Esse é o nível de confiança de Maria Santíssima.
A sua vontade e, em certo sentido, o seu pensamento, se perdem no oceano sem fim que é a Santíssima Vontade de Deus e o seu Pensamento tão acima dos nossos.
Deus quer. Eu quero.
Esse é, em resumo, o modo de confiança de Maria: "Deus quer. Eu quero".
Assim Maria redime a desconfiança de Eva que incitada pelo inimigo do gênero humano se torna exatamente igual à desconfiança dele: "Deus quer. Por isso, eu não quero". Para o demônio ou mesmo para o homem caído na inimizade com Deus a vontade de Deus mesmo não importa, importa a oposição. É o "ser do contra" que move as ações daquele que se volta contra Deus. Os inimigos de Deus são-Lhe tão inimigos que seu prazer mais do que no pecado está no negar a Deus.
Mas existe o perigoso, o terrível, o morno caminho do meio. Esse inventando por nós. Em poucas palavras seria: Eu quero: que Deus queira. Analisando bem percebemos que na confiança absoluta de Maria e mesmo na revolução infernal Deus ainda ocupa o primeiro lugar. Mas o homem tíbio é aquele que destrona Deus, e se coloca em primeiro lugar. Para o tíbio, para o que escolhe a terceira via já não é a vontade de Deus que deve ser a nossa, mas a nossa que deve ser a d'Ele. Se dizem que a ordem dos fatores não altera o produto, apresento aqui, pelo menos uma exceção à essa regra.
Porque aquele que quer fazer a vontade de Deus primeiro olha para Deus, para sua bondade, beleza, sabedoria, santidade e a partir daí busca a vontade de Deus em sua vida. Mas o que quer fazer a sua vida pensa em si, só em si, e reza para ter "a sorte" de que Deus também queira a mesma coisa. E chamará a isso com o nome de confiança: "Eu confio, eu tenho fé: Deus vai fazer como eu quero!"
Como nem sempre isso acontece, o dito confiante oscila entre a confiança e o semi-ateísmo, duvidando ou de Deus mesmo, ou de sua Bondade, ou de sua Providência, ou de seu Amor quando as vontades se chocam.
É o caso em que a "fé" faz mal. 
Não a Fé, virtude teologal infusa em nossas almas etc..., mas o pensamento positivo que quase todo mundo confunde com a fé. Nessas horas, o "confiante" pensa: pois bem, se Deus abriu o Mar Vermelho, Ele bem poderia fazer meu ônibus chegar na hora. Ou, se Ele pode ressuscitar o filho da viúva de Naim, ele poderia agora tirar as pedrinhas que descobri que tenho na minha vesícula. E, no caso desses "milagres" não acontecerem comigo, a minha falsa fé faz o efeito contrário do que faria a verdadeira fé.

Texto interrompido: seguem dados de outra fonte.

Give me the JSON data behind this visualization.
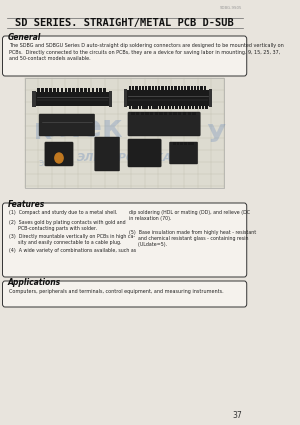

A verdadeira fé leva a "beijar a mão que nos fere", ou seja de silenciosamente nos recolhermos em Deus confiando num amor que, na nossa visão limitada, parece não existir, numa providência que, na nossa visão limitada, parece ter nos abandonado.
A "confiança" do falso confiante se transforma facilmente em decepção e amargura, e isso pelo simples fato de que nessa "confiança" é ele quem ocupa o primeiro lugar. É a sua vontade que deve ser a vontade de Deus...
Enquanto escrevo e talvez você enquanto lê, pode ter parecido que o falso confiante e o mimado são exatamente a mesma coisa. E peço desculpas por gastar tanto do seu tempo para dizer simplesmente que sim.
O mimado trata a Deus no mesmo segmento mental que trata os pais, o marido, a esposa, os amigos: "não fez o que eu quero, logo não gosta de mim". Não é à toa que S. Paulo chama-nos constantemente à maturidade da fé que é incrivelmente sinônimo de infância espiritual, de abandono em Deus, como um neném que aceita tudo que vêm da mãe: se ela me deu, é bom. Se ela quer, eu quero. Ainda que às vezes faça uma careta, ou reclame um pouquinho. 
Queridos amigos, peçamos nesses dias de Natal não apenas a confiança em Maria, mas sobretudo a confiança de Maria.